TL;DR - The way Google handles app suspensions is broken. The developer support in general is broken and it needs fixing asap. Developers will keep repeating mistakes unless Google fixes it.


Fixing Google Play Developer Program
Here are the things that Google should do.
  1. Google should review an app before accepting it in the play store. Apple does it, why can't Google? When the developer uploads an app via the developer console, Google should run some scans to make sure that it is policy compliant. Something like the bouncer thingy Google has for detecting malware / threats etc. This will save both Google and the developer headache in future. Plus you won't have a whole lot of angry customer in your hand.
  2. If something is detected to be in violation later on, send a warning mail to the developer instead of suspending it immediately; without giving the developer a chance to fix it. No, "upload a new policy compliant version" isn't a good option. Unless it is security risk, give them a few days' time to fix the mistake in the original app itself.
  3. Also, try to pin point what part of the app violated the said policy. Apps name? Logo? Description? Keyword? Code? UI? Something else? More often than not, pointing to the name of the policy-part doesn't help and we are left wondering how in the hell the app violated that. Developers are left guessing and might repeat same mistake in future.
  4. When a developer submits an appeal, automated bot replies are fine to start with. But if the developer is not getting a satisfactory answer and is replying to those mails asking for further details/assistance, get a human involved. Bots can't know/understand everything. Let the developer communicate with a real human being who can see logic.
  5. On that same note, start a telephone line for support. Google wallet has it, app buyers have it; why not developers? It is pathetic that developers, who bring users to Android, have no form of solid support from Google. Google takes 30% commission from our earnings and still doesn't support us.
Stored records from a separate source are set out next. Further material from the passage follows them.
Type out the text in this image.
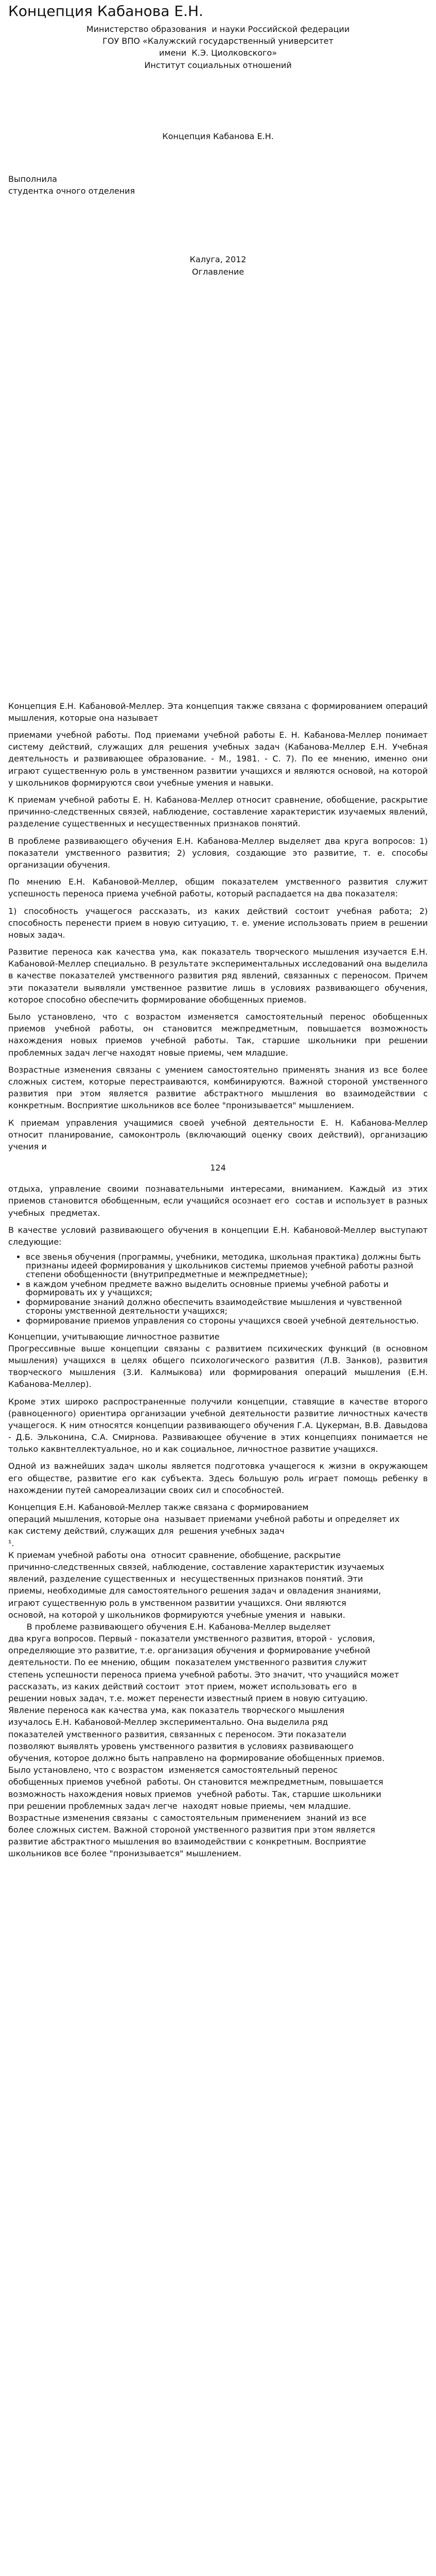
Концепция Кабанова Е.Н.
Министерство образования  и науки Российской федерации
ГОУ ВПО «Калужский государственный университет
имени  К.Э. Циолковского»
Институт социальных отношений
Концепция Кабанова Е.Н.
Выполнила
студентка очного отделения
Калуга, 2012
Оглавление
Концепция Е.Н. Кабановой-Меллер. Эта концепция также связана с формированием операций мышления, которые она называет
приемами учебной работы. Под приемами учебной работы Е. Н. Кабанова-Меллер понимает систему действий, служащих для решения учебных задач (Кабанова-Меллер Е.Н. Учебная деятельность и развивающее образование. - М., 1981. - С. 7). По ее мнению, именно они играют существенную роль в умственном развитии учащихся и являются основой, на которой у школьников формируются свои учебные умения и навыки.
К приемам учебной работы Е. Н. Кабанова-Меллер относит сравнение, обобщение, раскрытие причинно-следственных связей, наблюдение, составление характеристик изучаемых явлений, разделение существенных и несущественных признаков понятий.
В проблеме развивающего обучения Е.Н. Кабанова-Меллер выделяет два круга вопросов: 1) показатели умственного развития; 2) условия, создающие это развитие, т. е. способы организации обучения.
По мнению Е.Н. Кабановой-Меллер, общим показателем умственного развития служит успешность переноса приема учебной работы, который распадается на два показателя:
1) способность учащегося рассказать, из каких действий состоит учебная работа; 2) способность перенести прием в новую ситуацию, т. е. умение использовать прием в решении новых задач.
Развитие переноса как качества ума, как показатель творческого мышления изучается Е.Н. Кабановой-Меллер специально. В результате экспериментальных исследований она выделила в качестве показателей умственного развития ряд явлений, связанных с переносом. Причем эти показатели выявляли умственное развитие лишь в условиях развивающего обучения, которое способно обеспечить формирование обобщенных приемов.
Было установлено, что с возрастом изменяется самостоятельный перенос обобщенных приемов учебной работы, он становится межпредметным, повышается возможность нахождения новых приемов учебной работы. Так, старшие школьники при решении проблемных задач легче находят новые приемы, чем младшие.
Возрастные изменения связаны с умением самостоятельно применять знания из все более сложных систем, которые перестраиваются, комбинируются. Важной стороной умственного развития при этом является развитие абстрактного мышления во взаимодействии с конкретным. Восприятие школьников все более "пронизывается" мышлением.
К приемам управления учащимися своей учебной деятельности Е. Н. Кабанова-Меллер относит планирование, самоконтроль (включающий оценку своих действий), организацию учения и
124
отдыха, управление своими познавательными интересами, вниманием. Каждый из этих приемов становится обобщенным, если учащийся осознает его  состав и использует в разных учебных  предметах.
В качестве условий развивающего обучения в концепции Е.Н. Кабановой-Меллер выступают следующие:
• все звенья обучения (программы, учебники, методика, школьная практика) должны быть признаны идеей формирования у школьников системы приемов учебной работы разной степени обобщенности (внутрипредметные и межпредметные);
• в каждом учебном предмете важно выделить основные приемы учебной работы и формировать их у учащихся;
• формирование знаний должно обеспечить взаимодействие мышления и чувственной стороны умственной деятельности учащихся;
• формирование приемов управления со стороны учащихся своей учебной деятельностью.
Концепции, учитывающие личностное развитие
Прогрессивные выше концепции связаны с развитием психических функций (в основном мышления) учащихся в целях общего психологического развития (Л.В. Занков), развития творческого мышления (З.И. Калмыкова) или формирования операций мышления (Е.Н. Кабанова-Меллер).
Кроме этих широко распространенные получили концепции, ставящие в качестве второго (равноценного) ориентира организации учебной деятельности развитие личностных качеств учащегося. К ним относятся концепции развивающего обучения Г.А. Цукерман, В.В. Давыдова - Д.Б. Эльконина, С.А. Смирнова. Развивающее обучение в этих концепциях понимается не только каквнтеллектуальное, но и как социальное, личностное развитие учащихся.
Одной из важнейших задач школы является подготовка учащегося к жизни в окружающем его обществе, развитие его как субъекта. Здесь большую роль играет помощь ребенку в нахождении путей самореализации своих сил и способностей.
Концепция Е.Н. Кабановой-Меллер также связана с формированием
операций мышления, которые она  называет приемами учебной работы и определяет их
как систему действий, служащих для  решения учебных задач
¹.
К приемам учебной работы она  относит сравнение, обобщение, раскрытие
причинно-следственных связей, наблюдение, составление характеристик изучаемых
явлений, разделение существенных и  несущественных признаков понятий. Эти
приемы, необходимые для самостоятельного решения задач и овладения знаниями,
играют существенную роль в умственном развитии учащихся. Они являются
основой, на которой у школьников формируются учебные умения и  навыки.
В проблеме развивающего обучения Е.Н. Кабанова-Меллер выделяет
два круга вопросов. Первый - показатели умственного развития, второй -  условия,
определяющие это развитие, т.е. организация обучения и формирование учебной
деятельности. По ее мнению, общим  показателем умственного развития служит
степень успешности переноса приема учебной работы. Это значит, что учащийся может
рассказать, из каких действий состоит  этот прием, может использовать его  в
решении новых задач, т.е. может перенести известный прием в новую ситуацию.
Явление переноса как качества ума, как показатель творческого мышления
изучалось Е.Н. Кабановой-Меллер экспериментально. Она выделила ряд
показателей умственного развития, связанных с переносом. Эти показатели
позволяют выявлять уровень умственного развития в условиях развивающего
обучения, которое должно быть направлено на формирование обобщенных приемов.
Было установлено, что с возрастом  изменяется самостоятельный перенос
обобщенных приемов учебной  работы. Он становится межпредметным, повышается
возможность нахождения новых приемов  учебной работы. Так, старшие школьники
при решении проблемных задач легче  находят новые приемы, чем младшие.
Возрастные изменения связаны  с самостоятельным применением  знаний из все
более сложных систем. Важной стороной умственного развития при этом является
развитие абстрактного мышления во взаимодействии с конкретным. Восприятие
школьников все более "пронизывается" мышлением.
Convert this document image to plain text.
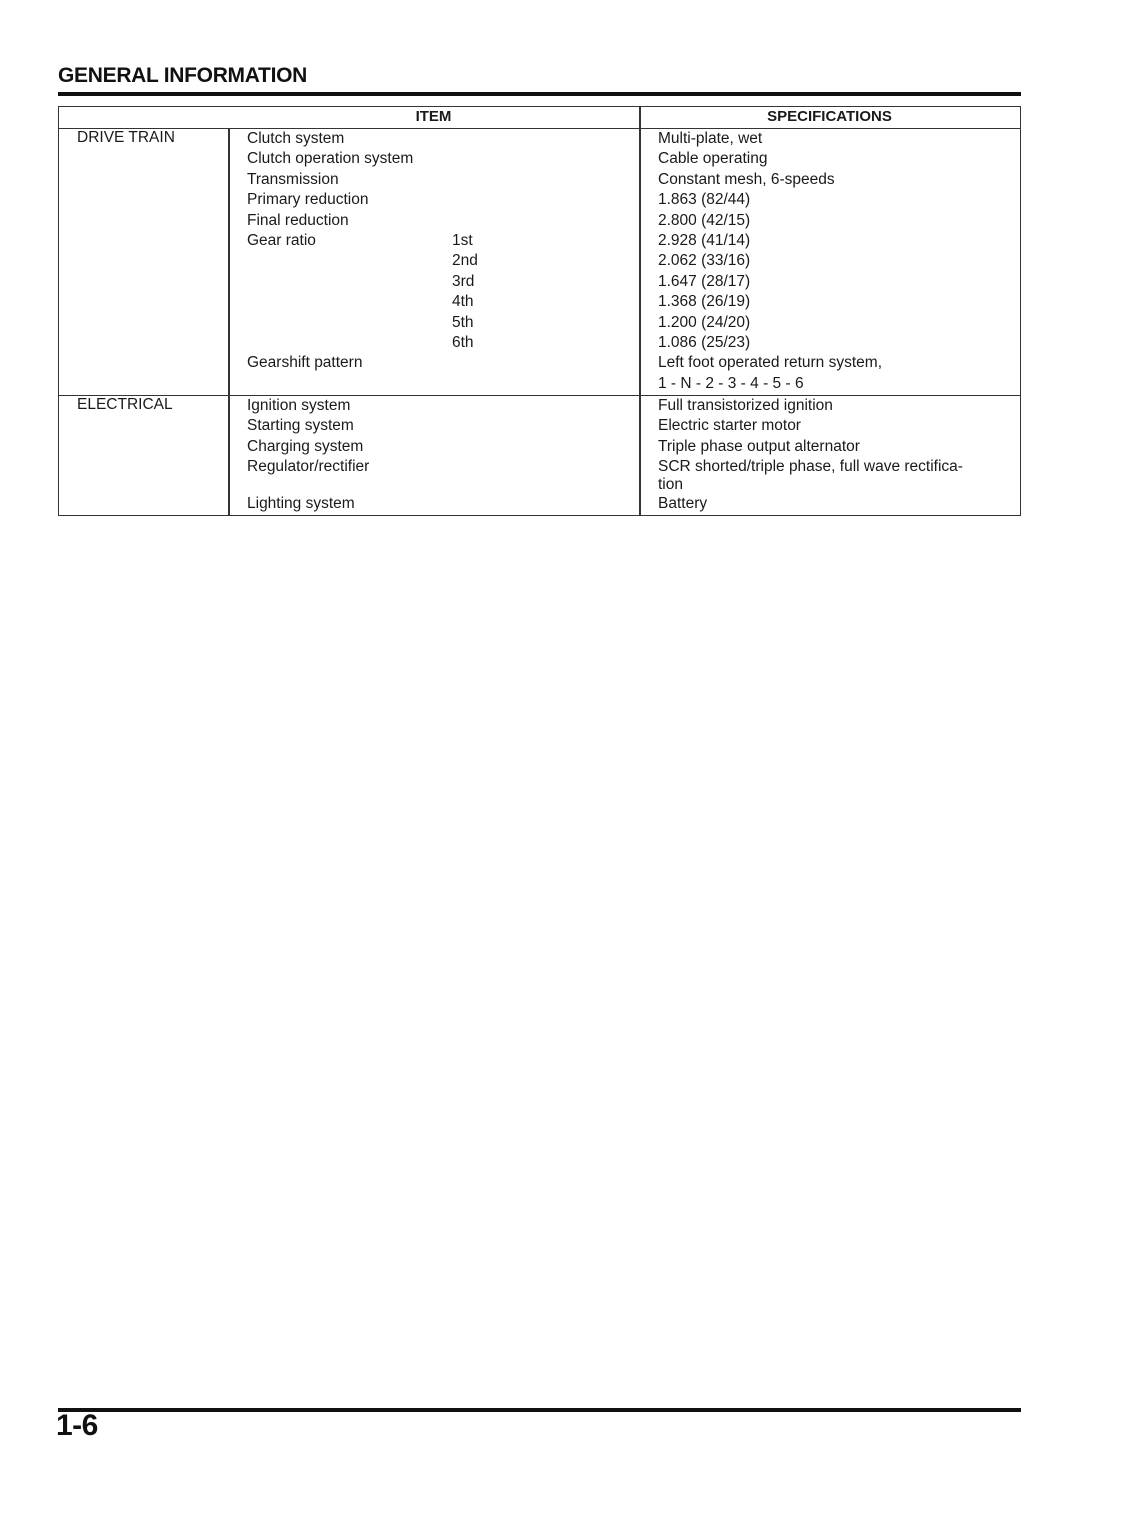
GENERAL INFORMATION
ITEM	SPECIFICATIONS
DRIVE TRAIN	Clutch system	Multi-plate, wet
Clutch operation system	Cable operating
Transmission	Constant mesh, 6-speeds
Primary reduction	1.863 (82/44)
Final reduction	2.800 (42/15)
Gear ratio	1st	2.928 (41/14)
2nd	2.062 (33/16)
3rd	1.647 (28/17)
4th	1.368 (26/19)
5th	1.200 (24/20)
6th	1.086 (25/23)
Gearshift pattern	Left foot operated return system,
1 - N - 2 - 3 - 4 - 5 - 6
ELECTRICAL	Ignition system	Full transistorized ignition
Starting system	Electric starter motor
Charging system	Triple phase output alternator
Regulator/rectifier	SCR shorted/triple phase, full wave rectifica-
tion
Lighting system	Battery
1-6
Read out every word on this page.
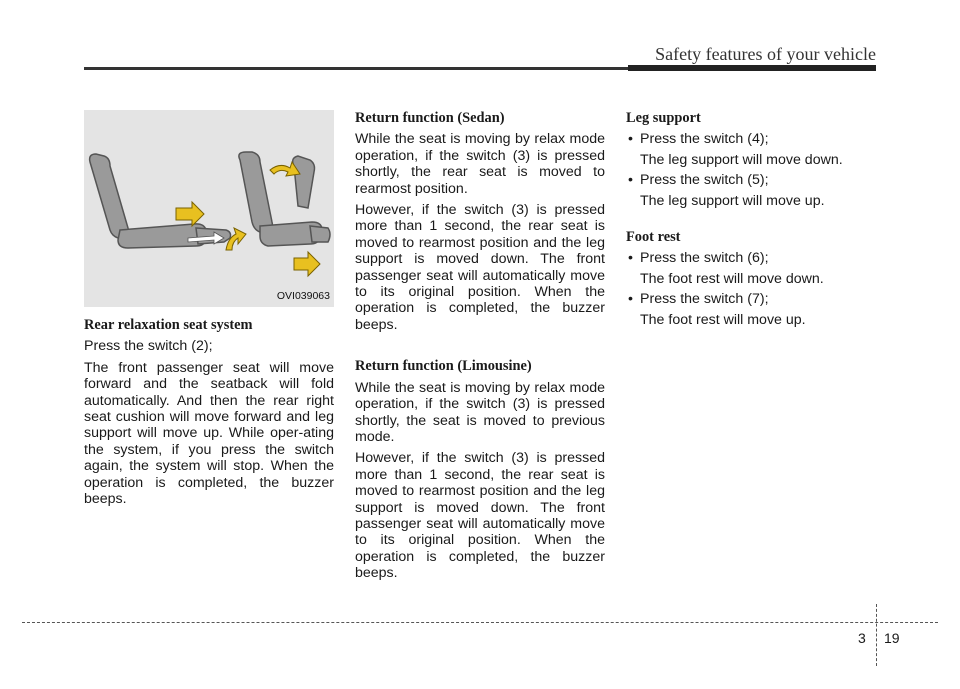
Safety features of your vehicle
OVI039063
Rear relaxation seat system
Press the switch (2);
The front passenger seat will move forward and the seatback will fold automatically. And then the rear right seat cushion will move forward and leg support will move up. While oper-ating the system, if you press the switch again, the system will stop. When the operation is completed, the buzzer beeps.
Return function (Sedan)
While the seat is moving by relax mode operation, if the switch (3) is pressed shortly, the rear seat is moved to rearmost position.
However, if the switch (3) is pressed more than 1 second, the rear seat is moved to rearmost position and the leg support is moved down. The front passenger seat will automatically move to its original position. When the operation is completed, the buzzer beeps.
Return function (Limousine)
While the seat is moving by relax mode operation, if the switch (3) is pressed shortly, the seat is moved to previous mode.
However, if the switch (3) is pressed more than 1 second, the rear seat is moved to rearmost position and the leg support is moved down. The front passenger seat will automatically move to its original position. When the operation is completed, the buzzer beeps.
Leg support
• Press the switch (4);
The leg support will move down.
• Press the switch (5);
The leg support will move up.
Foot rest
• Press the switch (6);
The foot rest will move down.
• Press the switch (7);
The foot rest will move up.
3 19
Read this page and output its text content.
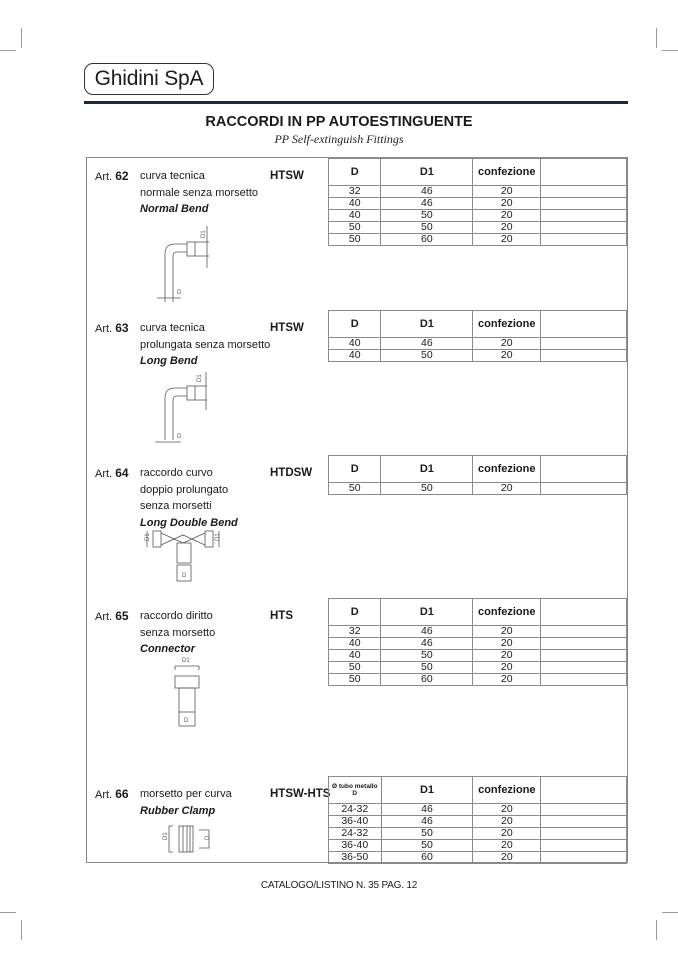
Ghidini SpA
RACCORDI IN PP AUTOESTINGUENTE
PP Self-extinguish Fittings
Art. 62 curva tecnica
normale senza morsetto
Normal Bend
HTSW
D1
D
D	D1	confezione	
32	46	20	
40	46	20	
40	50	20	
50	50	20	
50	60	20	
Art. 63 curva tecnica
prolungata senza morsetto
Long Bend
HTSW
D1
D
D	D1	confezione	
40	46	20	
40	50	20	
Art. 64 raccordo curvo
doppio prolungato
senza morsetti
Long Double Bend
HTDSW
D1	D1
D
D	D1	confezione	
50	50	20	
Art. 65 raccordo diritto
senza morsetto
Connector
HTS
D1
D
D	D1	confezione	
32	46	20	
40	46	20	
40	50	20	
50	50	20	
50	60	20	
Art. 66 morsetto per curva
Rubber Clamp
HTSW-HTS
D1	D
Ø tubo metallo D	D1	confezione	
24-32	46	20	
36-40	46	20	
24-32	50	20	
36-40	50	20	
36-50	60	20	
CATALOGO/LISTINO N. 35 PAG. 12
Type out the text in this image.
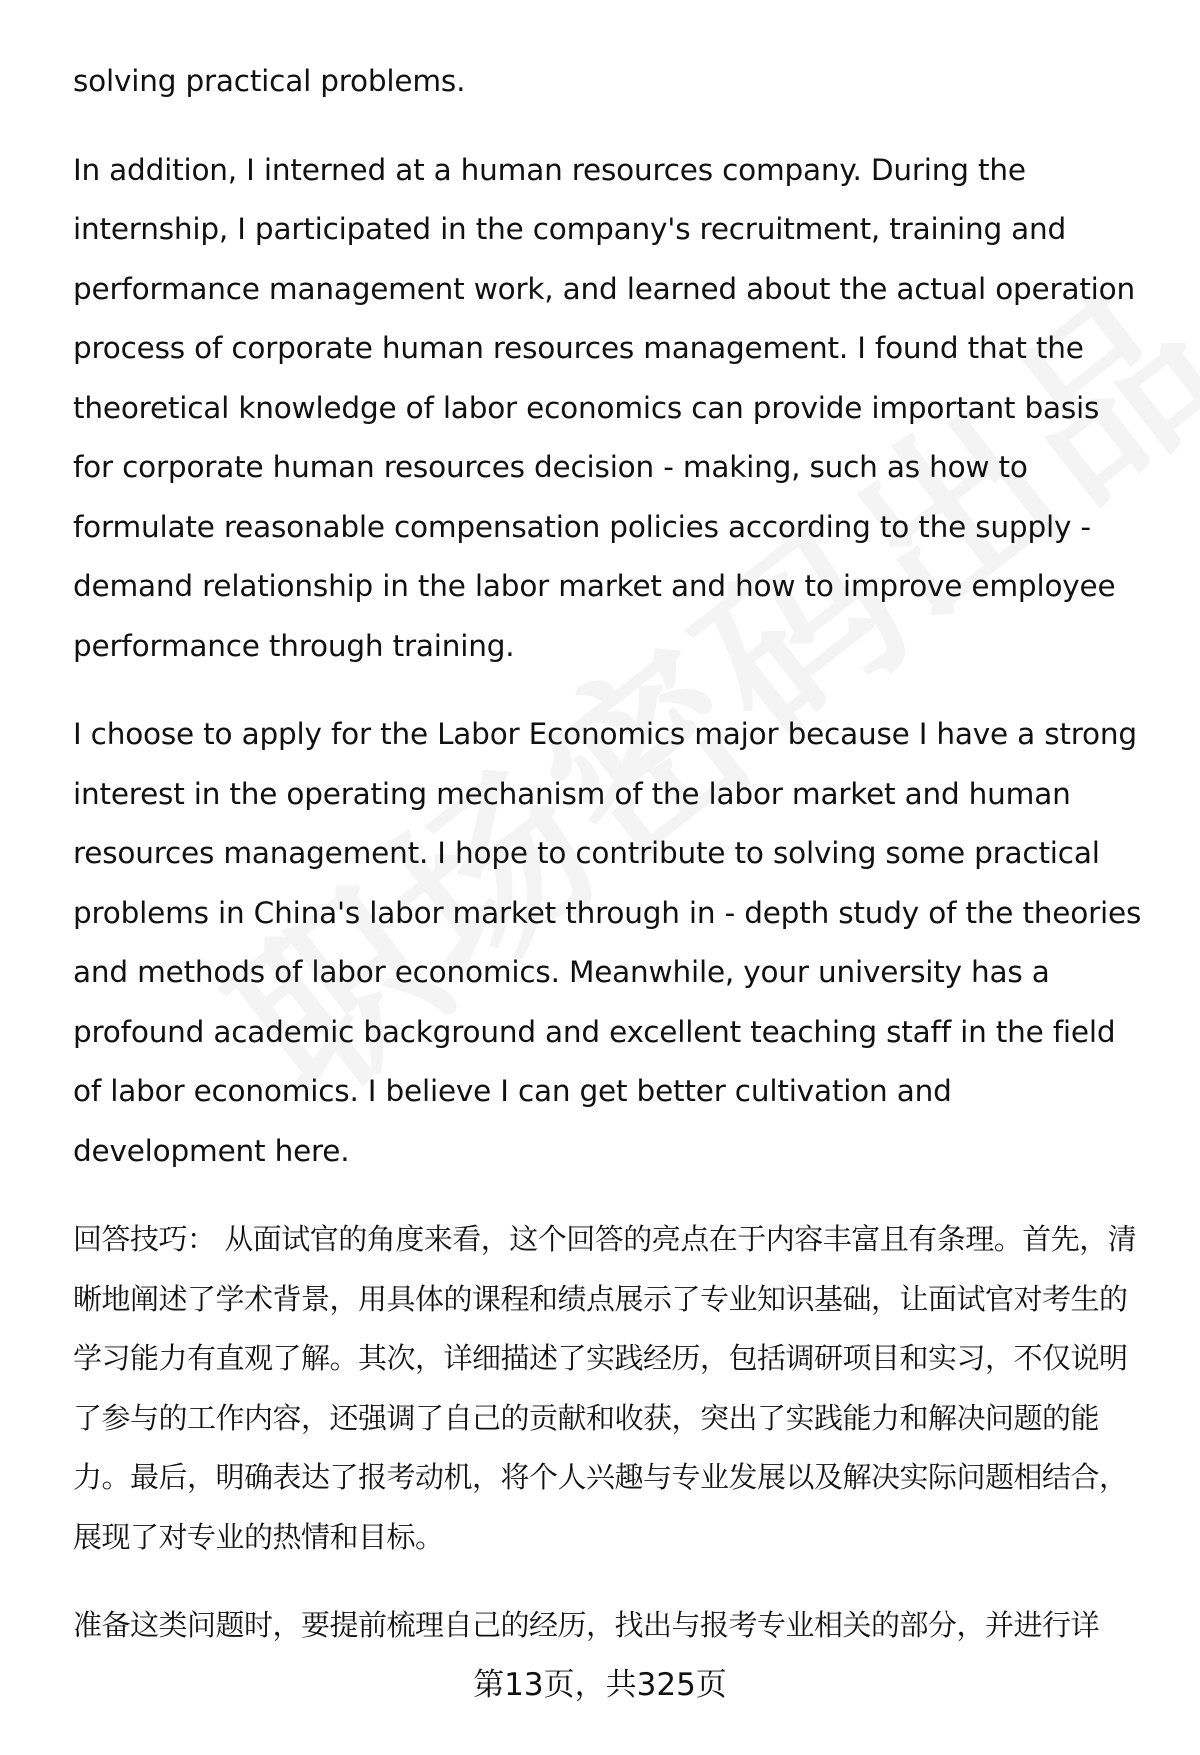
solving practical problems.

In addition, I interned at a human resources company. During the internship, I participated in the company's recruitment, training and performance management work, and learned about the actual operation process of corporate human resources management. I found that the theoretical knowledge of labor economics can provide important basis for corporate human resources decision - making, such as how to formulate reasonable compensation policies according to the supply - demand relationship in the labor market and how to improve employee performance through training.

I choose to apply for the Labor Economics major because I have a strong interest in the operating mechanism of the labor market and human resources management. I hope to contribute to solving some practical problems in China's labor market through in - depth study of the theories and methods of labor economics. Meanwhile, your university has a profound academic background and excellent teaching staff in the field of labor economics. I believe I can get better cultivation and development here.

回答技巧： 从面试官的角度来看，这个回答的亮点在于内容丰富且有条理。首先，清晰地阐述了学术背景，用具体的课程和绩点展示了专业知识基础，让面试官对考生的学习能力有直观了解。其次，详细描述了实践经历，包括调研项目和实习，不仅说明了参与的工作内容，还强调了自己的贡献和收获，突出了实践能力和解决问题的能力。最后，明确表达了报考动机，将个人兴趣与专业发展以及解决实际问题相结合，展现了对专业的热情和目标。

准备这类问题时，要提前梳理自己的经历，找出与报考专业相关的部分，并进行详

第13页，共325页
Take a stand. Make them take notice.
But will Google listen to these suggestions? In recent years, Google seems to have abandoned their "Do no evil" motto and running with a "My way or the highway" approach. We, the developers need to take a stand now. We can't let Google walk all over us like this. It happened to us today, it will happen to you tomorrow. It's high time that we make Google listen. I have an idea if you want to take part in it. #DevsTakeAStand

  • If you are a developer, unpublish all your apps from play store for one day, or one week.
  • Announce your stand. Announce the reason you unpublished your apps on your website/community/page.
  • If you are a user, Chat, email or call Google asking about the app you had bought that got suspended.
  • Tweet / Share / +1 this article on all your social networks. Use hashtag #DevsTakeAStand

I hope other tech blogs / websites pick up this news and run it. Hope Google sees this and makes some improvements in the way they treat their developers. And no other developer has to see their dreams getting crushed.